Recently, in the middle counter canter loop, I have started asking for a bit of travers on the suggestion of my coach (for example, on the right lead, I would ask for right travers). This has really helped with our canter pirouettes. This exercise seems to help strengthen Hope’s hind-end and rock her onto her hocks to improve her balance. We’ll start out with the 3 loop serpentine without flying changes, and then come across the diagonal into a pirouette. This exercise has really helped Hope get the understanding of coming around her haunches in the pirouettes, and to not just leave her haunches trailing behind her.
I also find riding canter pirouettes on a square to be a useful exercise. Basically, it’s exactly how it sounds. I ride a square in the canter, and in each corner I ask for a 1/4 turn of a pirouette. Right before the corner, I collect Hope for a couple of strides, and then ask for the pirouette. After that, I send her forward, and then repeat the exercise in the next corner. Sometimes, if we aren’t organized enough to do a pirouette by the time we’ve reached the next corner, I just skip that one and move onto the following corner.

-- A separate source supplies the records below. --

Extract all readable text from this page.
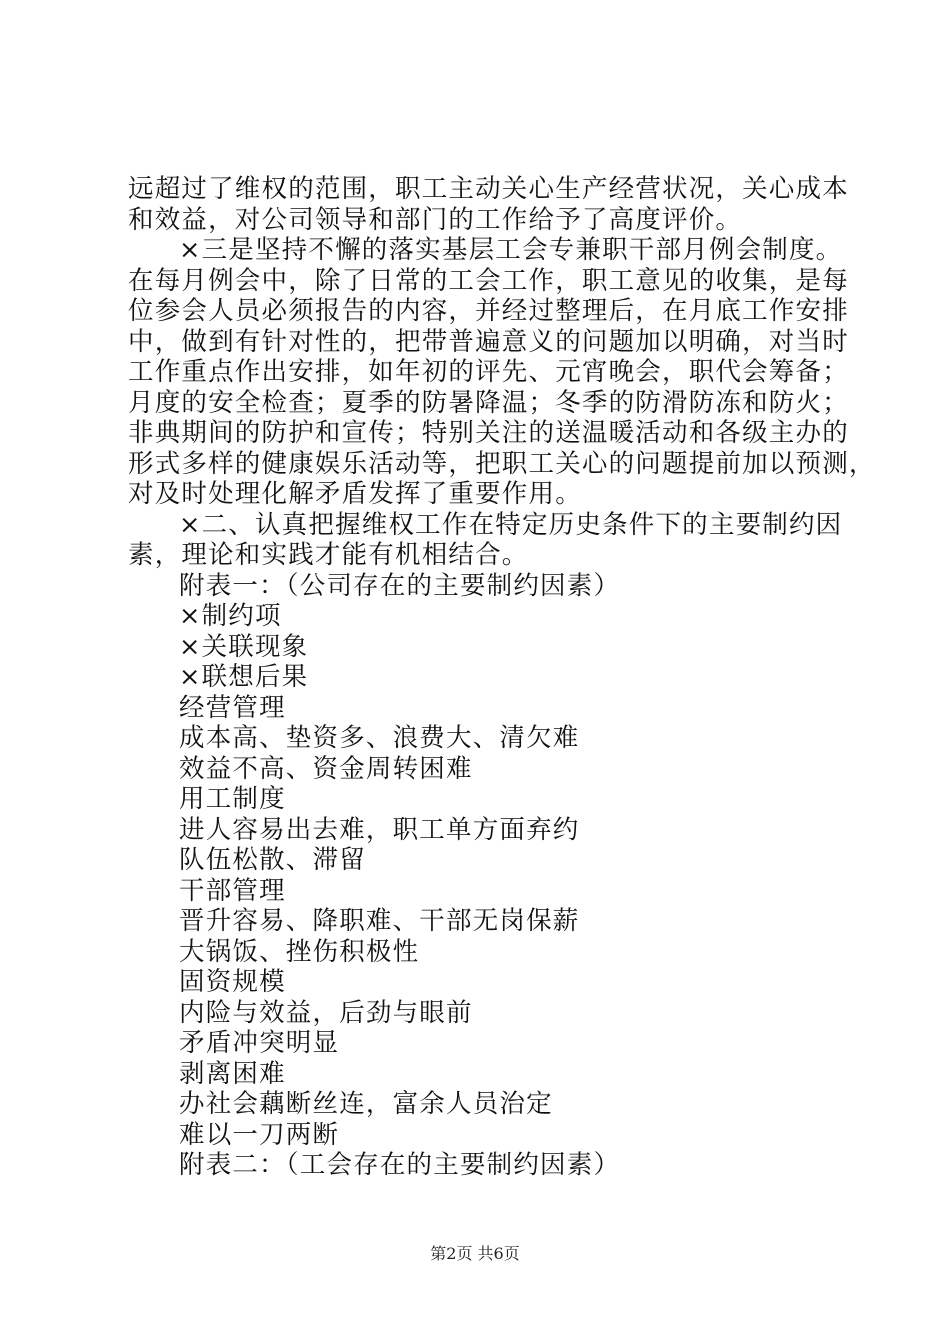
远超过了维权的范围，职工主动关心生产经营状况，关心成本
和效益，对公司领导和部门的工作给予了高度评价。
×三是坚持不懈的落实基层工会专兼职干部月例会制度。
在每月例会中，除了日常的工会工作，职工意见的收集，是每
位参会人员必须报告的内容，并经过整理后，在月底工作安排
中，做到有针对性的，把带普遍意义的问题加以明确，对当时
工作重点作出安排，如年初的评先、元宵晚会，职代会筹备；
月度的安全检查；夏季的防暑降温；冬季的防滑防冻和防火；
非典期间的防护和宣传；特别关注的送温暖活动和各级主办的
形式多样的健康娱乐活动等，把职工关心的问题提前加以预测，
对及时处理化解矛盾发挥了重要作用。
×二、认真把握维权工作在特定历史条件下的主要制约因
素，理论和实践才能有机相结合。
附表一：（公司存在的主要制约因素）
×制约项
×关联现象
×联想后果
经营管理
成本高、垫资多、浪费大、清欠难
效益不高、资金周转困难
用工制度
进人容易出去难，职工单方面弃约
队伍松散、滞留
干部管理
晋升容易、降职难、干部无岗保薪
大锅饭、挫伤积极性
固资规模
内险与效益，后劲与眼前
矛盾冲突明显
剥离困难
办社会藕断丝连，富余人员治定
难以一刀两断
附表二：（工会存在的主要制约因素）
第2页 共6页
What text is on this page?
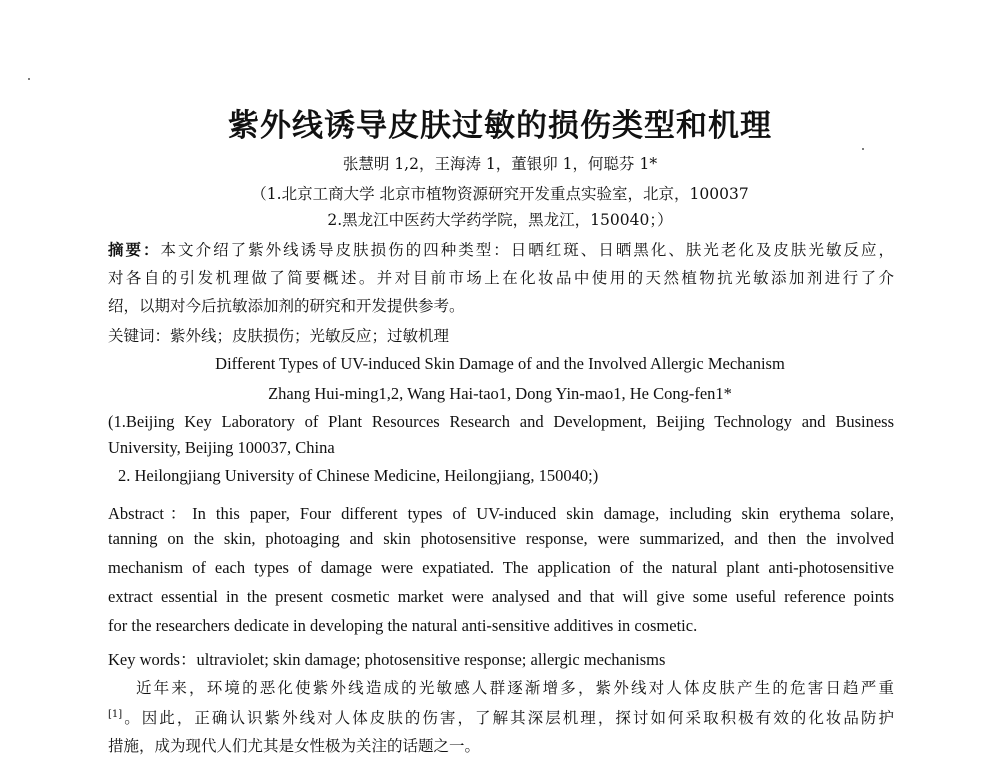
紫外线诱导皮肤过敏的损伤类型和机理
张慧明 1,2，王海涛 1，董银卯 1，何聪芬 1*
（1.北京工商大学 北京市植物资源研究开发重点实验室，北京，100037
2.黑龙江中医药大学药学院，黑龙江，150040；）
摘要：本文介绍了紫外线诱导皮肤损伤的四种类型：日晒红斑、日晒黑化、肤光老化及皮肤光敏反应，
对各自的引发机理做了简要概述。并对目前市场上在化妆品中使用的天然植物抗光敏添加剂进行了介
绍，以期对今后抗敏添加剂的研究和开发提供参考。
关键词：紫外线；皮肤损伤；光敏反应；过敏机理
Different Types of UV-induced Skin Damage of and the Involved Allergic Mechanism
Zhang Hui-ming1,2, Wang Hai-tao1, Dong Yin-mao1, He Cong-fen1*
(1.Beijing Key Laboratory of Plant Resources Research and Development, Beijing Technology and Business
University, Beijing 100037, China
2. Heilongjiang University of Chinese Medicine, Heilongjiang, 150040;)
Abstract：In this paper, Four different types of UV-induced skin damage, including skin erythema solare,
tanning on the skin, photoaging and skin photosensitive response, were summarized, and then the involved
mechanism of each types of damage were expatiated. The application of the natural plant anti-photosensitive
extract essential in the present cosmetic market were analysed and that will give some useful reference points
for the researchers dedicate in developing the natural anti-sensitive additives in cosmetic.
Key words：ultraviolet; skin damage; photosensitive response; allergic mechanisms
近年来，环境的恶化使紫外线造成的光敏感人群逐渐增多，紫外线对人体皮肤产生的危害日趋严重
[1]。因此，正确认识紫外线对人体皮肤的伤害，了解其深层机理，探讨如何采取积极有效的化妆品防护
措施，成为现代人们尤其是女性极为关注的话题之一。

One of my most favorite exercises, my crown jewel, is doing shoulder-in to halfpass to shoulder-in. I start the exercise in shoulder-in for a few strides, and then move into halfpass for a few strides, and then finish on shoulder-in. I like to experiment with asking for Hope to really collect in the shoulder-in, maintain her current pace and rhythm, or to also have more of a medium pace in the shoulder-in. This exercise really helps to prepare for the halfpass. The shoulder-in aids in establishing the correct bend, and it also helps me to maintain enough impulsion in the halfpass. This exercise works in all of the gaits, walk, trot, and canter. Of course, when first starting out it is immensely easier to start at the walk, and slowly move up from there.
These are my main exercises that I like to do. What are your favorite riding exercises?